Sunday, 7 January 2018
887 Thompson
First viewed : 10 November 1988
One of the great TV disasters of the eighties and probably the best example of over-indulged hubris you could find. In the second half of the eighties, you couldn't get away from critics telling you how talented Emma Thompson was. Everything she touched turned to gold at least as far as critics were concerned and her marriage to smug young actor-director Kenneth Branagh made her one half of Britain's most nauseating showbiz couple. The BBC thought they couldn't go wrong in giving her her own six-part series to demonstrate her abundant talents but were soon disabused of that notion.

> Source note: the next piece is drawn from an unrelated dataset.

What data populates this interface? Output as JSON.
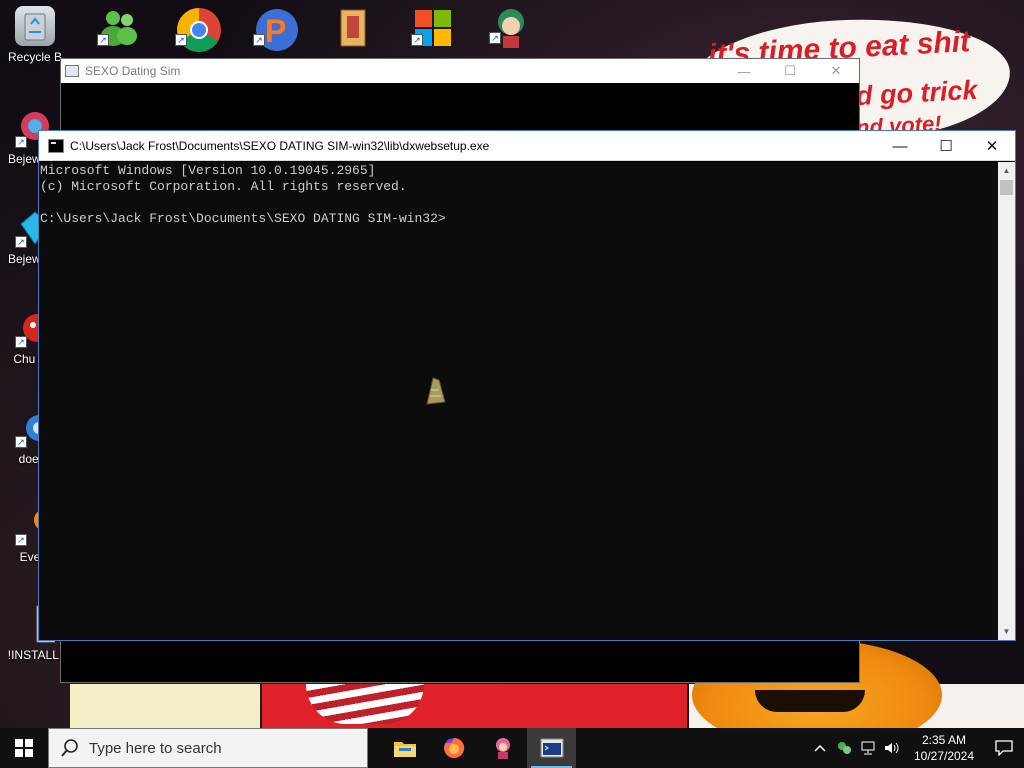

Thompson ( even the title is arrogant ) went wrong from the first seconds with its title sequence of Thompson doing an awful free dance routine to Dave Brubeck's Unsquare Dance like some self-absorbed drama student and it didn't get any better. Luvvie mates like Branagh, Robbie Coltrane and Imelda Staunton dropped by to feature in over-long unfunny sketches full of high brow literary references. Perhaps someone should have remembered that she ( and Coltrane ) had been in the similarly aggravating Alfresco a few years earlier and needed some editorial control.
It was absolutely panned, a novel experience for her, and deservedly so. It's never been repeated and I'm sure Emma would rather we all forgot about it.